Resolvemos fundar o nosso. Um espaço não comercial, de resistência. Mais um trabalho de militância, voluntário, por suposto. Jaime propôs um jornal; eu, uma revista. O nome eu escolhi (ele queria Bacurau). Dividimos as tarefas. A capa ficou com ele, a linha editorial também.

Correr atrás da grana ficou por minha conta. A paleta de cores, depois de larga prosa, Jaime fechou questão – “nossas cores vão ser o vermelho e o amarelo, porque revista tem que ter cor de luta, cor vibrante” (eu queria verde-floresta). Na paz, acabei enfiando um branco.

Fizemos a primeira edição da Xapuri lá mesmo, na Reserva, em uma noite. Optamos por centrar na pauta socioambiental. Nossa primeira capa foi sobre os povos indígenas isolados do Acre: ‘Isolados, Bravos, Livres: Um Brasil Indígena por Conhecer”. Depois de tudo pronto, Jaime inventou de fazer uma outra boneca, “porque toda revista tem que ter número zero”.

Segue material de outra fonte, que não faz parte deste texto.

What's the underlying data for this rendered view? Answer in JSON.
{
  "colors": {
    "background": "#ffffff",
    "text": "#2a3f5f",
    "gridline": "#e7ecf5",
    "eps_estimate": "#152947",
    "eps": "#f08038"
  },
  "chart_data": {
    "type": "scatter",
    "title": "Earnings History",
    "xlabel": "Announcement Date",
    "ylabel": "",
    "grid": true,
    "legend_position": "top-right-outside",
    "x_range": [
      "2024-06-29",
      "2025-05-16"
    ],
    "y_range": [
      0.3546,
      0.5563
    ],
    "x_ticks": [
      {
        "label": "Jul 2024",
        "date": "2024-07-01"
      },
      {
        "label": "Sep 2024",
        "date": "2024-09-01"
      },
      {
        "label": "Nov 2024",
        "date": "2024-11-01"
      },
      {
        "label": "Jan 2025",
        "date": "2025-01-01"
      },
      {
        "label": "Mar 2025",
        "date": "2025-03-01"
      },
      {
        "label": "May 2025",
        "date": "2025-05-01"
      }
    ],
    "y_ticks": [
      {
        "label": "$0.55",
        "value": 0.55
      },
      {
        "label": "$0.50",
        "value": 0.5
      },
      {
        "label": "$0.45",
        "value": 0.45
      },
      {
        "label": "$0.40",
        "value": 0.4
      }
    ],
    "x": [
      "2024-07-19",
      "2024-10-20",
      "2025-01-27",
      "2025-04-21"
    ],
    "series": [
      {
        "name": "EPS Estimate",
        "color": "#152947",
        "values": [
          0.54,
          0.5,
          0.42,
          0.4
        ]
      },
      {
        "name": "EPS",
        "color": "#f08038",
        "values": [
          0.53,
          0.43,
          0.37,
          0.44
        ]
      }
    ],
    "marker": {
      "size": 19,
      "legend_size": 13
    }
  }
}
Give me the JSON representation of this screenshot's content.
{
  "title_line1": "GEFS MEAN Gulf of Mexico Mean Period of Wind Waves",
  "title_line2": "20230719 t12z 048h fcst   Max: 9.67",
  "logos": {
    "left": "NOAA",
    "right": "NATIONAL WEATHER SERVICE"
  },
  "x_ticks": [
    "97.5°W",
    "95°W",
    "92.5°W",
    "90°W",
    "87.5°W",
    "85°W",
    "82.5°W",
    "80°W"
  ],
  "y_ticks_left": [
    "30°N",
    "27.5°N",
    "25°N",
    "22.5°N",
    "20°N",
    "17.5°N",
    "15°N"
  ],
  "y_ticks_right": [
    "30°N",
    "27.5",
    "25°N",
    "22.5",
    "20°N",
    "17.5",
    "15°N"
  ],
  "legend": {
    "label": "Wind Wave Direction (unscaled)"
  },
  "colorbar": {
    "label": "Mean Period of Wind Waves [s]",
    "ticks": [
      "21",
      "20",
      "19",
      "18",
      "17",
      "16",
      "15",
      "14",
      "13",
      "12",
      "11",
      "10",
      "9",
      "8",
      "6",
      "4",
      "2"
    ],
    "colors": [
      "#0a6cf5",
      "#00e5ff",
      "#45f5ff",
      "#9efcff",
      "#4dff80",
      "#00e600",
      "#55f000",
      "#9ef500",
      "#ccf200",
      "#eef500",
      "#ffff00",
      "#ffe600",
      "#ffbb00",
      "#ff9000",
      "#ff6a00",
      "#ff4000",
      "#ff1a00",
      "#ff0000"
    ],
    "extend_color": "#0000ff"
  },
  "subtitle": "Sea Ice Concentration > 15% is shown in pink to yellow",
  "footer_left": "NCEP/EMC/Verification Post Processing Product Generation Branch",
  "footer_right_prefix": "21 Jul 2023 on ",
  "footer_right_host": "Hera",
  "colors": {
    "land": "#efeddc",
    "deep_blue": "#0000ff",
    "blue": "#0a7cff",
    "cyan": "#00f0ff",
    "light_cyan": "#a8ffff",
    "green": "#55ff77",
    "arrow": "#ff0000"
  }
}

Dessa vez finquei pé, ficamos com a capa indígena. Voltei pra Brasília com a boneca praticamente pronta e com a missão de dar um jeito de imprimir. Nos dias seguintes, o Jaime veio pra Formosa, pra convencer minha irmã Lúcia a revisar a revista, “de grátis”. Com a primeira revista impressa, a próxima tarefa foi montar o Conselho Editorial.

Jaime fez questão de visitar, explicar o projeto e convidar pessoalmente cada conselheiro e cada conselheira (até a doença agravar, nos seus últimos meses de vida, nunca abriu mão dessa tarefa). Daqui rumamos pra Goiânia, para convidar o arqueólogo Altair Sales Barbosa, nosso primeiro conselheiro. “O mais sabido de nóis,” segundo o Jaime.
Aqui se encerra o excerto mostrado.